Today, AAI issued a new white paper, “What Does Expanding Horizontal Control Mean for Antitrust Enforcement? A Look at Mergers, Partial Ownership, and Joint Ventures.” The paper is authored by AAI President and economist, Diana Moss. The paper explains that the many mechanisms for expanding horizontal ownership and control of economic resources pose ongoing challenges for merger enforcement. This is readily apparent in markets that have undergone profound structural change from horizontal consolidation and rising concentration over the last several decades, including wireless telecommunications, airlines, hospitals, health insurance, meat processing, and others.
Horizontal control is a central concept in industrial organization and frequently encountered concern in antitrust enforcement. For example, the vast majority of all merger transactions challenged by the U.S. Department of Justice (DOJ) Antitrust Division and Federal Trade Commission (FTC) involve some form of horizontal control. Horizontal mergers that completely and permanently eliminate an independent competitor receive the most attention.
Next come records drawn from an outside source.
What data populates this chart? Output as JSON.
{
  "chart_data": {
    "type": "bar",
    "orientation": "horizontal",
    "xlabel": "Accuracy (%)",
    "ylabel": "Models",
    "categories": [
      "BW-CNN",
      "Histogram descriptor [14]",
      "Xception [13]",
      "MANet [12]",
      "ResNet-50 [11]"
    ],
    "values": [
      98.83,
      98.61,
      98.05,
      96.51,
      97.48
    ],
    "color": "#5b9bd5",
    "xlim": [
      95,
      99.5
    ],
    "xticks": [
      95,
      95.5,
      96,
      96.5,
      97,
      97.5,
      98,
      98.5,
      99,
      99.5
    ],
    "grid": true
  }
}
But other forms of horizontal control that do not completely eliminate a rival—including acquisitions of partial ownership stakes and some joint venture agreements—have no less important implications for competition and consumers.
For example, production, marketing, and R&D joint ventures (or “competitor collaborations”) can weaken incentives for parties to the agreement to compete independently. Such arrangements have become more common, as we have seen, for example, in the agricultural biotechnology and pharmaceutical sectors. Rivals’ partial ownership stakes in each other, and private equity and institutional investors that acquire stakes in multiple rivals competing in the same product markets, can also weaken competitive incentives.
Private equity buyouts raise broader concerns about the damage left behind in the wake of rapid exits and in raising prices to consumers. Yet there remains little transparency around the role of private equity in the broader landscape of horizontal control. Moreover, research indicates that partial ownership can lessen incentives to compete more than under a monopoly. Meanwhile, there is ongoing debate over whether antitrust can reach to competitive issues raised by institutional investor ownership of stock in rivals in sectors such as airlines and banking.
As antitrust enforcers try to keep pace with the many forms of horizontal control and their competitive implications, we see indications of weakening merger enforcement under Section 7 of the Clayton Act. For example, the scales have tipped sharply toward merging parties in merely predicting the pro-competitive effects of their deals, while the government bears a nearly insurmountable burden of proving that a merger will harm competition. Research shows that the benefits of mergers are often speculative and never materialize, leaving consumers with higher prices, lower quality, less innovation. Moreover, data on merger enforcement reveals that the antitrust agencies increasingly seek remedies for problematic mergers, rather than moving to block them or to force their abandonment. Yet we see a growing list of failed merger remedies, leaving consumers with higher prices, lower quality, and less innovation.
Given its many faces, ubiquity, and indubitable link to market concentration, it is time to take a fresh look at horizontal control. Analysis in this White Paper reveals troubling issues for antitrust enforcement in light of rising concentration, weakening enforcement, evidence of failed mergers and merger remedies, and growth of the partial ownership model. These takeaways should inform potential antitrust reform proposals and approaches to invigorating merger enforcement and competition policy. The first part of the paper examines the competitive dynamics of different forms of horizontal control. The second part examines major enforcement and policy issues raised by expanding horizontal control and highlights areas of much needed analysis.
This includes analyses of failed merger remedies, whether litigated mergers have produced claimed benefits, and how partial ownership acquisitions by private equity firms have affected market concentration. The paper also recommends that the agencies withdraw the “safe harbor” provision for some partial ownership acquisitions in their proposed revisions to the Hart Scott Rodino (HSR) Act filing requirements.